When I started at HBS in the fall of 2020, I had one goal in mind: to challenge myself. I previously worked in communications at Cloudflare, a security, performance and reliability company founded in 2009 by two HBS alumni. Cloudflare had started as an idea on the back of a napkin during a school trip, so I knew that HBS was a place where entrepreneurship thrived.

With this in mind, I decided to jump at the opportunity to join Startup Bootcamp, a two-week Short Intensive Program (SIP) or class that takes place between the first and second term. It offers a learn-by-doing approach to help students build the skills required of an early-stage entrepreneur. You can participate as a “joiner” or a “founder.” I had initially planned to participate as a joiner and see where my skill set was most needed, but when the idea for a zero-proof cocktail popped into my head one night while I sipped a boring sparkling water, I chose to challenge myself and instead recruit a team to work on my idea. I ended up working with Mariah Wood, Nicole Delany and Carlton Burrell, fellow classmates who were equally passionate about the idea of creating a sophisticated offering that drinkers and non-drinkers alike could enjoy in any social setting.
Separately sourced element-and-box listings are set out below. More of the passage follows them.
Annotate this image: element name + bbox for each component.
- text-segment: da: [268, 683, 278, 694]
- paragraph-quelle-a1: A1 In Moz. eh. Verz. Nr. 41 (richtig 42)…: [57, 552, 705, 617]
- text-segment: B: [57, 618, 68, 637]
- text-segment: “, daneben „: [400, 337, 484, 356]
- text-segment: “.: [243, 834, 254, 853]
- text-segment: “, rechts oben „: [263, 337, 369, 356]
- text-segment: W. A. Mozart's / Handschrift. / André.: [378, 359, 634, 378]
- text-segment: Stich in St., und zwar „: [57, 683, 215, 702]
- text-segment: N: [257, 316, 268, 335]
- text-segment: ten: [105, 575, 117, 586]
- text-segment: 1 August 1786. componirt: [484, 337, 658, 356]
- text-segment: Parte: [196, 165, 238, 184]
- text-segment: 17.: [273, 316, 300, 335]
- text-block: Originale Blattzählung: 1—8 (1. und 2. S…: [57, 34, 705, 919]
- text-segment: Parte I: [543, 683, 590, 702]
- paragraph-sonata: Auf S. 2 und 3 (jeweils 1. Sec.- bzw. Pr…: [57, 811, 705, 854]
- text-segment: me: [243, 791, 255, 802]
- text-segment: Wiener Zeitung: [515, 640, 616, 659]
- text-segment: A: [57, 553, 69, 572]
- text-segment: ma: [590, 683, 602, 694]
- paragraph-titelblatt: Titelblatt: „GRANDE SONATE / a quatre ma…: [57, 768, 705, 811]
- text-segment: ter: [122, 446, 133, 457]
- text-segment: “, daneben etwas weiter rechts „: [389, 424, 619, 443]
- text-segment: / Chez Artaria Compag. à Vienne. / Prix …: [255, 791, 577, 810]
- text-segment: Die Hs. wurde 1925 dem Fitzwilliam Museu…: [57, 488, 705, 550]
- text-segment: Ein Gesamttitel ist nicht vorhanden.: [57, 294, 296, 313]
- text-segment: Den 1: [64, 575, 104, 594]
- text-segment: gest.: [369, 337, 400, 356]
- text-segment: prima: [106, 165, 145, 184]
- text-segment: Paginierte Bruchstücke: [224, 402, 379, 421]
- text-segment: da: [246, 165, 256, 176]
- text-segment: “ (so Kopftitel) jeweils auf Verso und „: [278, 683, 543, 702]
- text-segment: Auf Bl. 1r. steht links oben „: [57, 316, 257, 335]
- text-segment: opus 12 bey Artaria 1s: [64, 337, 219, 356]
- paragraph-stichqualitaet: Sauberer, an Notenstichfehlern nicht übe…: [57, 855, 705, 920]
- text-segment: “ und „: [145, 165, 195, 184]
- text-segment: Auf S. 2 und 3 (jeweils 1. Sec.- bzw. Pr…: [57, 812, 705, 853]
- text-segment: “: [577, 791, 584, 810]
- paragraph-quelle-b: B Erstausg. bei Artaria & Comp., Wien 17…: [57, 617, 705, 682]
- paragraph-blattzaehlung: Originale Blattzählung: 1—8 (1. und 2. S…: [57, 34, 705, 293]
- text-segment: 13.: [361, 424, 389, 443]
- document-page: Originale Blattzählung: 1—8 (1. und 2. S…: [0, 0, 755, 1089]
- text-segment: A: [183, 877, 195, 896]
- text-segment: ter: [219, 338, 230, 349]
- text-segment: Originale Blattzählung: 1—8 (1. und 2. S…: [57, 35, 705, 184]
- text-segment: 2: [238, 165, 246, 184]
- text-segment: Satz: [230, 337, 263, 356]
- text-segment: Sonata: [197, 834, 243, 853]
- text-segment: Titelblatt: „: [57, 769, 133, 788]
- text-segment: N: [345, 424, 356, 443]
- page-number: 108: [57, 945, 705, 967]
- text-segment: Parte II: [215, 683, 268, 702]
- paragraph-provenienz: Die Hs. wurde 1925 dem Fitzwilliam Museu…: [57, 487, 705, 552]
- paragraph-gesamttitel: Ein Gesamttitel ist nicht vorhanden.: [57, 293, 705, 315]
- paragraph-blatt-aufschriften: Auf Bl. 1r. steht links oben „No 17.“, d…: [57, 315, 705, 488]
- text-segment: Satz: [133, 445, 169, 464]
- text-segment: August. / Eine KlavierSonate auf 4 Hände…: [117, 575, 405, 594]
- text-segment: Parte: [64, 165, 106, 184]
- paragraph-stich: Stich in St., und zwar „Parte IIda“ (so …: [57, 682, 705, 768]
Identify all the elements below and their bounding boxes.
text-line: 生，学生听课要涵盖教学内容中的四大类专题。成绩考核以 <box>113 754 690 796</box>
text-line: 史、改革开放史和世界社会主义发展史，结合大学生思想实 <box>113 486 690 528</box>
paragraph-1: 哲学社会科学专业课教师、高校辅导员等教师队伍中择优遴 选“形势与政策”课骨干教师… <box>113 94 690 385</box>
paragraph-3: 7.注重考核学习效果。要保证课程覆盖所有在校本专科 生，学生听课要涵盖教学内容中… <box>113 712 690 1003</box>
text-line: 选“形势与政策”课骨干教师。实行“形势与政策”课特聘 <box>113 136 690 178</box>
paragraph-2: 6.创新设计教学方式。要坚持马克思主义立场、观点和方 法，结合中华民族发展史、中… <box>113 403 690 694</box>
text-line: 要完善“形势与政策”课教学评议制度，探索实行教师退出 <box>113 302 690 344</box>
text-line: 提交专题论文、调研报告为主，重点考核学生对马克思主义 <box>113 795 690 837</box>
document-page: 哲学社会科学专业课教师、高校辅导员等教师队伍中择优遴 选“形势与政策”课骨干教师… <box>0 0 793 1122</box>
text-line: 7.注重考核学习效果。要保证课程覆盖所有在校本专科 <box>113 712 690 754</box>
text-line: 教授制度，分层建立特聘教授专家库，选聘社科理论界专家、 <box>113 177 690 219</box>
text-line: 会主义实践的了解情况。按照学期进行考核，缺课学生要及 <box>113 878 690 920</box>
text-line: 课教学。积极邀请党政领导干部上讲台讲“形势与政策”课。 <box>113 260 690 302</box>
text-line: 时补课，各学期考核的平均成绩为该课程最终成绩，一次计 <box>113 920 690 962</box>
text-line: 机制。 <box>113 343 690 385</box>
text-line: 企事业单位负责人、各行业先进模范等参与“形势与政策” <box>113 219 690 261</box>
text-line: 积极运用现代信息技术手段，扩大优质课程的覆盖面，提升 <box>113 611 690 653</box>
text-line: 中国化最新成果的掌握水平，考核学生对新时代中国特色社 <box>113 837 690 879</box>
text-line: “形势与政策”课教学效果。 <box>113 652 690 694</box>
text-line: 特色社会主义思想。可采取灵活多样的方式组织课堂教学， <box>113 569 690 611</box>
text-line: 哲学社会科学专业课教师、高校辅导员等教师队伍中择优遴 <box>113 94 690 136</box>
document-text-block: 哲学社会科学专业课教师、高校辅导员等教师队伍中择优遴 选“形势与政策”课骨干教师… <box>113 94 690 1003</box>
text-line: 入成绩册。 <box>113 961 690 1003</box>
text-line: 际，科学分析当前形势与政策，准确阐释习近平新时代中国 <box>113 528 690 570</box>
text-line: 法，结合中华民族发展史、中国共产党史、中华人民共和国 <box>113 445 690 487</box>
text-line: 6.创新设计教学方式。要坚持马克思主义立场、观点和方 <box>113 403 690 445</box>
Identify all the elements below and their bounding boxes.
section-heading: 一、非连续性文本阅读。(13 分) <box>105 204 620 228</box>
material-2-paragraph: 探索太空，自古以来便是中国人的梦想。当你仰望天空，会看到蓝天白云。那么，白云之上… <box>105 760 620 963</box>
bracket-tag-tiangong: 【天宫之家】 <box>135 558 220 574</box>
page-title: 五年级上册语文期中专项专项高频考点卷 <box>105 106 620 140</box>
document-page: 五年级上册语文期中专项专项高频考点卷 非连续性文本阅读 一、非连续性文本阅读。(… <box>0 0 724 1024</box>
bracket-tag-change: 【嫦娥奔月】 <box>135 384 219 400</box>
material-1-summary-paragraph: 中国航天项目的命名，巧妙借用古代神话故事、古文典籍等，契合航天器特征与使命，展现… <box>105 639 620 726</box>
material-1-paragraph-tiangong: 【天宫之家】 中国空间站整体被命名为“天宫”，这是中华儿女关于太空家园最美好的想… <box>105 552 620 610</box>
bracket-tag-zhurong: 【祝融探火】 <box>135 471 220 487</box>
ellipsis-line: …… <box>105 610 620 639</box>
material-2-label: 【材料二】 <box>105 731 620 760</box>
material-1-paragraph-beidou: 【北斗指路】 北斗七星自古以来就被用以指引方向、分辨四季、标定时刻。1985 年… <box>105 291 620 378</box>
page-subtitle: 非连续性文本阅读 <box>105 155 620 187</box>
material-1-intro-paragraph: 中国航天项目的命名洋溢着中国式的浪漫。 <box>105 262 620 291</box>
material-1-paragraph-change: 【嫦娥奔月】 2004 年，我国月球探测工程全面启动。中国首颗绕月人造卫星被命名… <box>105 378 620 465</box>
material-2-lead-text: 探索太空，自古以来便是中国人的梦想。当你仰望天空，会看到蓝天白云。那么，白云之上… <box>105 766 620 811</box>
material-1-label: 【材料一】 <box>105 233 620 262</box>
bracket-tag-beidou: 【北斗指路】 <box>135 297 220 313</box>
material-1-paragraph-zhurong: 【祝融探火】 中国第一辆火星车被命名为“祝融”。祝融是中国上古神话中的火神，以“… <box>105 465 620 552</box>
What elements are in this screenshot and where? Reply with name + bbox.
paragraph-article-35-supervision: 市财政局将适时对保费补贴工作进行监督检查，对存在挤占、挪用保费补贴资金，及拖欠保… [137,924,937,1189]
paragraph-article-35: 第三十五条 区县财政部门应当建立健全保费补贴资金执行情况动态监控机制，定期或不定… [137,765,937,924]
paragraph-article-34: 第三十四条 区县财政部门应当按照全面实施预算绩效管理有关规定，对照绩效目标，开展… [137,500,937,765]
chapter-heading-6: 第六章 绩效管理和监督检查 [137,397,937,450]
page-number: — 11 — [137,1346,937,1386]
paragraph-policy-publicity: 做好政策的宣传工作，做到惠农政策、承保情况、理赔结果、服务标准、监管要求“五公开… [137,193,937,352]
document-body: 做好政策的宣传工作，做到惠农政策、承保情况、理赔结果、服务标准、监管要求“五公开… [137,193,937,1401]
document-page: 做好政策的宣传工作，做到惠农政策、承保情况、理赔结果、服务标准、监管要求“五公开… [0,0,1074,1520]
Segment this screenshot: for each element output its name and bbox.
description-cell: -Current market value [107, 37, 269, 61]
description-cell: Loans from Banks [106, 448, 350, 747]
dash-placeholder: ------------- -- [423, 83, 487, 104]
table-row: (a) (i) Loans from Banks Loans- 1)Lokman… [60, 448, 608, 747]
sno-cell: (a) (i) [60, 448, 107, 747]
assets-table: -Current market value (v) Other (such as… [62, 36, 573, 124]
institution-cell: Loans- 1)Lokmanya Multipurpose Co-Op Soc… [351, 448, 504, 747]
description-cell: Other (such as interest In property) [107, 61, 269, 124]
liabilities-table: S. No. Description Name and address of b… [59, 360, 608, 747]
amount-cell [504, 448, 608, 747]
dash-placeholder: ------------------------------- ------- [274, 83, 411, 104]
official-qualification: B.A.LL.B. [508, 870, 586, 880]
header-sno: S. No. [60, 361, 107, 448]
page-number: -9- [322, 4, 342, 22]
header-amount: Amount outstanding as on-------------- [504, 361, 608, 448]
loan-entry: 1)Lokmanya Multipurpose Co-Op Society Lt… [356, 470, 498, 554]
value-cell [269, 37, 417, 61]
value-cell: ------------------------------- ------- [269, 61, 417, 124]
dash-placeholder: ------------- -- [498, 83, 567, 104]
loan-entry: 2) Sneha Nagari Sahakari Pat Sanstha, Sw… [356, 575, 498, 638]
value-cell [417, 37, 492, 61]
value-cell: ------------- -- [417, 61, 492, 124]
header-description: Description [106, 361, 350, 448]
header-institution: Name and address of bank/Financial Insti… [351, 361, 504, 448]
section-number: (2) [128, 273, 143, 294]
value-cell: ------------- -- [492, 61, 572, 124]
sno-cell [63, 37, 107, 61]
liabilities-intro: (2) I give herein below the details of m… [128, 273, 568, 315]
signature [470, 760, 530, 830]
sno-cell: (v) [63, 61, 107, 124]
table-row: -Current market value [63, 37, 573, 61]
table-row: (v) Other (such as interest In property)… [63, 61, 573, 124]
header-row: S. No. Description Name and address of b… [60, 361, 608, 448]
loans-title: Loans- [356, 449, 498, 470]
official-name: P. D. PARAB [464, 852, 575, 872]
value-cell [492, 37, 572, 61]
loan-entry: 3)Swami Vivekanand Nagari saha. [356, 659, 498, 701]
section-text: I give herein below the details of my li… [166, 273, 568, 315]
With my dream team in place, we were able to develop a compelling product, vision and go-to-market strategy. More importantly, I learned a few key things that I will take with me:

Your solution might not fit the problem.

I had a pretty clear idea of what I wanted to create going into Bootcamp. Our advisors, however, really pushed us to dive deep into customer discovery, surveys and experiments to truly understand the problem we were trying to solve. In talking with potential customers and conducting hours upon hours of interviews, we realized that there were pain points that our initial idea wouldn’t necessarily solve. Taking a step back and erasing biases around our idea allowed us to better understand the true value we would be creating and helped us to determine who our target customer would be. It seems my team was not alone. Many teams seemed to return back to the drawing board, and I think we’re all better for it.

A good team is everything.

I was admittedly a bit nervous going into Bootcamp. I was worried about it turning into a group project horror story like those I’d experienced in undergrad. Instead, my team was engaged, passionate and extremely invested in the idea. I was so thankful to have a team that backed my initial idea and ran with it. Additionally, my team was a great combination of skill sets and backgrounds. I made a point to recruit outside of my section because I wanted to meet more people from HBS. The result was that we all came into the class with no prior experience together and were able to build a relationship around the experience and our venture. The strength of our team showed. By the end of the two weeks, we were gelling really well and our mock investors noted that it seemed like we’d worked together before!

Having a personal connection to your idea really helps.

We were told many times throughout Bootcamp that passion around your idea is key. It wasn’t until the end of the two weeks that I realized how true that is. When they call Startup Bootcamp an “intensive” program, they mean it. There were days that we worked from 9 to 5 on zoom and then logged on again in the evening to work on our website, survey or final pitch deck. This may be normal for a budding startup, but for a school program, it seemed like a lot. I was exhausted, but I wanted to keep going. This passion drove our team and without it, I don’t know how we could’ve gotten through the two weeks still smiling. I also learned that passion really helps when you start pitching. Investors love the financials and market opportunity but especially at an early stage, they’re investing in YOU. VCs can tell if you are connected to your product, and having a personal origin story is a huge differentiator.

I’d urge anyone even curious about entrepreneurship, or just looking for something to do in January, to pursue Startup Bootcamp. Beyond the business skills, I made great new friends, met a slew of awesome advisors and proved to myself that I could make something out of the tiny seed of an idea.